Creation and internal validation of a biopsy avoidance prediction tool to aid in the choice of diagnostic approach in patients with prostate cancer suspicion.

作者信息

Bhindi Bimal, Jiang Haiyan, Poyet Cedric, Hermanns Thomas, Hamilton Robert J, Li Kathy, Toi Ants, Finelli Antonio, Zlotta Alexandre R, van der Kwast Theodorus H, Evans Andrew, Fleshner Neil E, Kulkarni Girish S

机构信息

Department of Surgery, University Health Network, University of Toronto, Toronto, Canada; Department of Urology, Mayo Clinic, Rochester, MN.

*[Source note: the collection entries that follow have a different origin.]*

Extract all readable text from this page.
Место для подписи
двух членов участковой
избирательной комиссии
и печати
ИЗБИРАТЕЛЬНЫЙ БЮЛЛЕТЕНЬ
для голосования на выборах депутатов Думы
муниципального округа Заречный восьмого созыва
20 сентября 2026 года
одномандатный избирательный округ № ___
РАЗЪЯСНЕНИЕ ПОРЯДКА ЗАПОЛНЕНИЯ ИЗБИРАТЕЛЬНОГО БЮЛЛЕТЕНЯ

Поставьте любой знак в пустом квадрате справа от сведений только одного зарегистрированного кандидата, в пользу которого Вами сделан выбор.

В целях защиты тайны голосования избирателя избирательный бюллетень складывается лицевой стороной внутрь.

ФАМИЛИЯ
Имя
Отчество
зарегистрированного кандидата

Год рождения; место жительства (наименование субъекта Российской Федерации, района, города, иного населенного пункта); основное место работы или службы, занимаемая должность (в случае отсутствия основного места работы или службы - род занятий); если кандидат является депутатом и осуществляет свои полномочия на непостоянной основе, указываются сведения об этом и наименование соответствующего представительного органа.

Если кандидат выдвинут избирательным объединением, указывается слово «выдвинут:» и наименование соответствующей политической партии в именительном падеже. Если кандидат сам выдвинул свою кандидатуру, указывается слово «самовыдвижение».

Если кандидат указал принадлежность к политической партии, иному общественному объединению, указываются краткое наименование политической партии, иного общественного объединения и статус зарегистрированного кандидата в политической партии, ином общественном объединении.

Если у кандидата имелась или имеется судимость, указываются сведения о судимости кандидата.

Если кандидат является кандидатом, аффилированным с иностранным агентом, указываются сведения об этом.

Department of Biostatistics, University Health Network, University of Toronto, Toronto, Canada.

出版信息

Urol Oncol. 2017 Oct;35(10):604.e17-604.e24. doi: 10.1016/j.urolonc.2017.06.044. Epub 2017 Aug 7.

Abstract

INTRODUCTION

To reduce unnecessary prostate biopsies while using novel tests judiciously, we created a tool to predict the probability of clinically significant prostate cancer (CSPC) vs. low-risk prostate cancer or negative biopsy (i.e., when intervention is likely not needed) among men undergoing initial or repeat biopsy.

METHODS

Separate models were created for men undergoing initial and repeat biopsy, identified from our institutional biopsy database and the placebo arm of the REDUCE trial, respectively, to predict the presence of CSPC (Gleason≥7 or>33% of cores involved). Predictors considered included age, race, body mass index, family history of prostate cancer, digital rectal examination, prostate volume, prostate-specific antigen (PSA), free-to-total PSA, presence of high-grade prostatic intraepithelial neoplasia or atypical small acinar proliferation on prior biopsy, number of prior biopsies, and number of cores previously taken. Multivariable logistic regression models that minimized the Akaike Information Criterion and maximized out-of-sample area under the receiver operating characteristics curve (AUC) were selected.

RESULTS

Of 7,963 biopsies (initial = 2,042; repeat = 5,921), 1,138 had CSPC (initial = 870 [42.6%]; repeat = 268 [4.5%]). Age, race, body mass index, family history, digital rectal examination, and PSA were included in the initial biopsy model (out-of-sample AUC = 0.74). Age, prostate volume, PSA, free-to-total PSA, prior high-grade prostatic intraepithelial neoplasia, and number of prior biopsies were included in the repeat biopsy model (out-of-sample AUC = 0.81).

CONCLUSION

These prediction models may help guide clinicians in avoiding unnecessary initial and repeat biopsies in men unlikely to harbor CSPC. This tool may also allow for the more judicious use of novel tests only in patients in need of further risk stratification before deciding whether to biopsy.

摘要

引言

为了在合理使用新型检测方法的同时减少不必要的前列腺活检,我们创建了一种工具,用于预测初次或重复活检男性中临床显著前列腺癌(CSPC)与低风险前列腺癌或活检阴性(即可能不需要干预)的概率。

方法

分别为初次活检和重复活检的男性创建模型,分别从我们机构的活检数据库和REDUCE试验的安慰剂组中识别出这些男性,以预测CSPC的存在(Gleason评分≥7或累及的核心超过33%)。考虑的预测因素包括年龄、种族、体重指数、前列腺癌家族史、直肠指检、前列腺体积、前列腺特异性抗原(PSA)、游离PSA与总PSA的比值、先前活检中高级别前列腺上皮内瘤变或非典型小腺泡增生的存在、先前活检的次数以及先前采集的核心数量。选择使赤池信息准则最小化并使样本外受试者工作特征曲线下面积(AUC)最大化的多变量逻辑回归模型。

结果

在7963次活检中(初次活检 = 2042次;重复活检 = 5921次),1138次有CSPC(初次活检 = 870次[42.6%];重复活检 = 268次[4.5%])。初次活检模型纳入了年龄、种族、体重指数、家族史、直肠指检和PSA(样本外AUC = 0.74)。重复活检模型纳入了年龄、前列腺体积、PSA、游离PSA与总PSA的比值、先前的高级别前列腺上皮内瘤变以及先前活检的次数(样本外AUC = 0.81)。

结论

这些预测模型可能有助于指导临床医生避免对不太可能患有CSPC的男性进行不必要的初次和重复活检。该工具还可以仅在需要进一步风险分层以决定是否进行活检的患者中更明智地使用新型检测方法。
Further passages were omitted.